Radhabai Chawl in Jogeshwari East where six people were burnt to death in January 1993. This incident became one of the defining moments of the riots that many including Pereira say, changed Mumbai forever. mid-day file photo
Lindsay Pereira’s second novel has been in the making for nearly 15 years. “I kept thinking about it in some form or another. But, I would keep putting it off, because it was really easy for it to tip over into cliché,” he tells us over a call from the US. Where his first book, Gods and Ends, offered a telling portrait of a motley bunch of Catholic residents living in Orlem’s Obrigado Mansion, The Memoirs of Valmiki Rao (Penguin Random House), takes us into the decrepit chawl of Ganga Niwas in Parel, which becomes the canvas for his retelling of the Ramayana. “Everyone has their version of the epic, and everyone assumes they know it. So, I was quite wary. I started writing, and then abandoned it, and even asked myself, ‘Why I am doing this?’ But it got to a point, where I thought if I don’t do it, I would never be able to get it out of my system.”
One thing was certain, though.

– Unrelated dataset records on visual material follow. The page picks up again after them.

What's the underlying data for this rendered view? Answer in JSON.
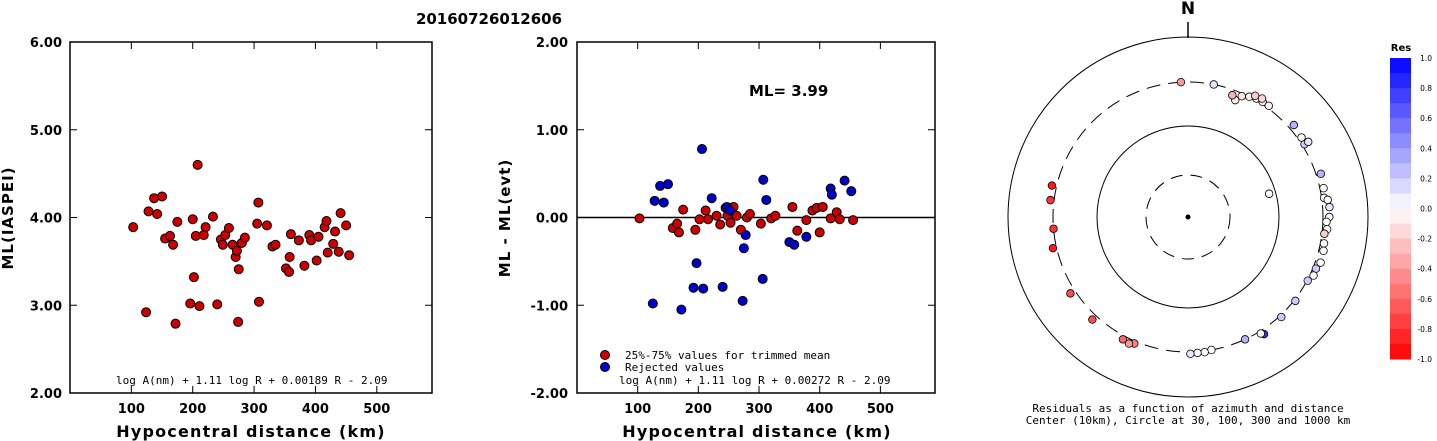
{
  "title": "20160726012606",
  "chart_data": [
    {
      "type": "scatter",
      "xlabel": "Hypocentral distance (km)",
      "ylabel": "ML(IASPEI)",
      "xlim": [
        0,
        590
      ],
      "ylim": [
        2.0,
        6.0
      ],
      "xticks": [
        "100",
        "200",
        "300",
        "400",
        "500"
      ],
      "yticks": [
        "2.00",
        "3.00",
        "4.00",
        "5.00",
        "6.00"
      ],
      "formula": "log A(nm) + 1.11 log R + 0.00189 R - 2.09",
      "marker_color": "#cc0000",
      "points": [
        [
          103,
          3.89
        ],
        [
          124,
          2.92
        ],
        [
          128,
          4.07
        ],
        [
          137,
          4.22
        ],
        [
          142,
          4.04
        ],
        [
          150,
          4.24
        ],
        [
          155,
          3.76
        ],
        [
          163,
          3.79
        ],
        [
          168,
          3.69
        ],
        [
          172,
          2.79
        ],
        [
          175,
          3.95
        ],
        [
          196,
          3.02
        ],
        [
          200,
          3.98
        ],
        [
          202,
          3.32
        ],
        [
          205,
          3.79
        ],
        [
          208,
          4.6
        ],
        [
          211,
          2.99
        ],
        [
          218,
          3.8
        ],
        [
          221,
          3.89
        ],
        [
          233,
          4.01
        ],
        [
          240,
          3.01
        ],
        [
          246,
          3.75
        ],
        [
          249,
          3.69
        ],
        [
          253,
          3.8
        ],
        [
          259,
          3.88
        ],
        [
          265,
          3.69
        ],
        [
          270,
          3.55
        ],
        [
          274,
          2.81
        ],
        [
          272,
          3.62
        ],
        [
          275,
          3.41
        ],
        [
          280,
          3.71
        ],
        [
          285,
          3.77
        ],
        [
          305,
          3.93
        ],
        [
          307,
          4.17
        ],
        [
          308,
          3.04
        ],
        [
          321,
          3.91
        ],
        [
          330,
          3.67
        ],
        [
          335,
          3.69
        ],
        [
          352,
          3.42
        ],
        [
          357,
          3.38
        ],
        [
          358,
          3.55
        ],
        [
          360,
          3.81
        ],
        [
          373,
          3.74
        ],
        [
          382,
          3.45
        ],
        [
          390,
          3.8
        ],
        [
          393,
          3.74
        ],
        [
          402,
          3.51
        ],
        [
          405,
          3.78
        ],
        [
          415,
          3.89
        ],
        [
          418,
          3.96
        ],
        [
          420,
          3.6
        ],
        [
          429,
          3.7
        ],
        [
          432,
          3.84
        ],
        [
          438,
          3.61
        ],
        [
          441,
          4.05
        ],
        [
          450,
          3.91
        ],
        [
          455,
          3.57
        ]
      ]
    },
    {
      "type": "scatter",
      "xlabel": "Hypocentral distance (km)",
      "ylabel": "ML - ML(evt)",
      "xlim": [
        0,
        590
      ],
      "ylim": [
        -2.0,
        2.0
      ],
      "xticks": [
        "100",
        "200",
        "300",
        "400",
        "500"
      ],
      "yticks": [
        "-2.00",
        "-1.00",
        "0.00",
        "1.00",
        "2.00"
      ],
      "annotation": "ML= 3.99",
      "formula": "log A(nm) + 1.11 log R + 0.00272 R - 2.09",
      "series": [
        {
          "name": "25%-75% values for trimmed mean",
          "color": "#cc0000",
          "points": [
            [
              103,
              -0.01
            ],
            [
              158,
              -0.12
            ],
            [
              165,
              -0.07
            ],
            [
              168,
              -0.17
            ],
            [
              175,
              0.09
            ],
            [
              195,
              -0.14
            ],
            [
              202,
              -0.02
            ],
            [
              212,
              0.08
            ],
            [
              216,
              -0.02
            ],
            [
              230,
              0.02
            ],
            [
              236,
              -0.08
            ],
            [
              245,
              0.11
            ],
            [
              248,
              0.02
            ],
            [
              253,
              -0.06
            ],
            [
              258,
              0.12
            ],
            [
              263,
              0.02
            ],
            [
              270,
              -0.14
            ],
            [
              280,
              0.0
            ],
            [
              285,
              0.04
            ],
            [
              303,
              -0.07
            ],
            [
              320,
              -0.01
            ],
            [
              327,
              0.02
            ],
            [
              355,
              0.12
            ],
            [
              363,
              -0.15
            ],
            [
              378,
              -0.03
            ],
            [
              388,
              0.08
            ],
            [
              395,
              0.11
            ],
            [
              400,
              -0.17
            ],
            [
              405,
              0.12
            ],
            [
              418,
              -0.01
            ],
            [
              428,
              0.06
            ],
            [
              433,
              -0.02
            ],
            [
              455,
              -0.03
            ]
          ]
        },
        {
          "name": "Rejected values",
          "color": "#0000cc",
          "points": [
            [
              125,
              -0.98
            ],
            [
              128,
              0.19
            ],
            [
              137,
              0.36
            ],
            [
              143,
              0.17
            ],
            [
              150,
              0.38
            ],
            [
              172,
              -1.05
            ],
            [
              192,
              -0.8
            ],
            [
              197,
              -0.52
            ],
            [
              206,
              0.78
            ],
            [
              208,
              -0.81
            ],
            [
              222,
              0.22
            ],
            [
              240,
              -0.79
            ],
            [
              247,
              0.12
            ],
            [
              252,
              0.08
            ],
            [
              273,
              -0.95
            ],
            [
              275,
              -0.35
            ],
            [
              278,
              -0.2
            ],
            [
              306,
              -0.7
            ],
            [
              307,
              0.43
            ],
            [
              312,
              0.2
            ],
            [
              350,
              -0.28
            ],
            [
              358,
              -0.31
            ],
            [
              378,
              -0.22
            ],
            [
              418,
              0.33
            ],
            [
              420,
              0.26
            ],
            [
              441,
              0.42
            ],
            [
              452,
              0.3
            ]
          ]
        }
      ]
    },
    {
      "type": "scatter",
      "subtype": "polar residual map",
      "north_label": "N",
      "caption_line1": "Residuals as a function of azimuth and distance",
      "caption_line2": "Center (10km), Circle at 30, 100, 300 and 1000 km",
      "colorbar": {
        "title": "Res",
        "ticks": [
          "1.0",
          "0.8",
          "0.6",
          "0.4",
          "0.2",
          "0.0",
          "-0.2",
          "-0.4",
          "-0.6",
          "-0.8",
          "-1.0"
        ],
        "range": [
          -1.0,
          1.0
        ],
        "positive_color": "#0000ff",
        "negative_color": "#ff0000"
      },
      "stations": [
        {
          "az": 22,
          "dist": 240,
          "res": -0.05
        },
        {
          "az": 20,
          "dist": 262,
          "res": -0.3
        },
        {
          "az": 24,
          "dist": 280,
          "res": -0.1
        },
        {
          "az": 27,
          "dist": 300,
          "res": -0.05
        },
        {
          "az": 30,
          "dist": 315,
          "res": 0.0
        },
        {
          "az": 33,
          "dist": 318,
          "res": -0.1
        },
        {
          "az": 36,
          "dist": 320,
          "res": -0.05
        },
        {
          "az": 29,
          "dist": 330,
          "res": -0.2
        },
        {
          "az": 32,
          "dist": 340,
          "res": -0.15
        },
        {
          "az": 11,
          "dist": 300,
          "res": 0.1
        },
        {
          "az": -3,
          "dist": 300,
          "res": -0.4
        },
        {
          "az": 49,
          "dist": 345,
          "res": 0.3
        },
        {
          "az": 58,
          "dist": 320,
          "res": 0.2
        },
        {
          "az": 55,
          "dist": 330,
          "res": 0.0
        },
        {
          "az": 58,
          "dist": 360,
          "res": 0.1
        },
        {
          "az": 72,
          "dist": 340,
          "res": 0.3
        },
        {
          "az": 78,
          "dist": 330,
          "res": 0.0
        },
        {
          "az": 82,
          "dist": 320,
          "res": 0.0
        },
        {
          "az": 83,
          "dist": 350,
          "res": 0.0
        },
        {
          "az": 86,
          "dist": 360,
          "res": 0.1
        },
        {
          "az": 90,
          "dist": 355,
          "res": 0.0
        },
        {
          "az": 92,
          "dist": 330,
          "res": 0.0
        },
        {
          "az": 95,
          "dist": 340,
          "res": 0.0
        },
        {
          "az": 97,
          "dist": 320,
          "res": -0.2
        },
        {
          "az": 101,
          "dist": 330,
          "res": 0.0
        },
        {
          "az": 104,
          "dist": 340,
          "res": 0.0
        },
        {
          "az": 109,
          "dist": 345,
          "res": 0.0
        },
        {
          "az": 112,
          "dist": 325,
          "res": 0.2
        },
        {
          "az": 115,
          "dist": 330,
          "res": 0.0
        },
        {
          "az": 118,
          "dist": 305,
          "res": 0.2
        },
        {
          "az": 128,
          "dist": 310,
          "res": 0.2
        },
        {
          "az": 137,
          "dist": 315,
          "res": 0.2
        },
        {
          "az": 147,
          "dist": 340,
          "res": 0.8
        },
        {
          "az": 148,
          "dist": 320,
          "res": 0.0
        },
        {
          "az": 155,
          "dist": 300,
          "res": 0.3
        },
        {
          "az": 170,
          "dist": 300,
          "res": 0.0
        },
        {
          "az": 173,
          "dist": 310,
          "res": 0.0
        },
        {
          "az": 176,
          "dist": 310,
          "res": 0.0
        },
        {
          "az": 179,
          "dist": 315,
          "res": 0.1
        },
        {
          "az": 203,
          "dist": 320,
          "res": -0.5
        },
        {
          "az": 205,
          "dist": 340,
          "res": -0.4
        },
        {
          "az": 208,
          "dist": 330,
          "res": -0.6
        },
        {
          "az": 223,
          "dist": 345,
          "res": -0.7
        },
        {
          "az": 237,
          "dist": 345,
          "res": -0.7
        },
        {
          "az": 257,
          "dist": 330,
          "res": -0.9
        },
        {
          "az": 265,
          "dist": 300,
          "res": -0.8
        },
        {
          "az": 277,
          "dist": 330,
          "res": -0.8
        },
        {
          "az": 283,
          "dist": 340,
          "res": -0.9
        },
        {
          "az": 74,
          "dist": 85,
          "res": 0.0
        }
      ]
    }
  ]
}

Pereira wanted to tie his story to an event that he says was important to him: The Mumbai riots of 1992-93. “I still feel very strongly about it,” he says, “I draw a straight line from when it happened to the state of Mumbai today, and hold the riots responsible for the irreversible damage to the fabric of the city—the ghettoisation, the rise of bigotry and the insistence on people conforming to ideas that come from a certain set of politicians. What hurts me the most is that people who were responsible for it, have been absolved of all responsibility over time.”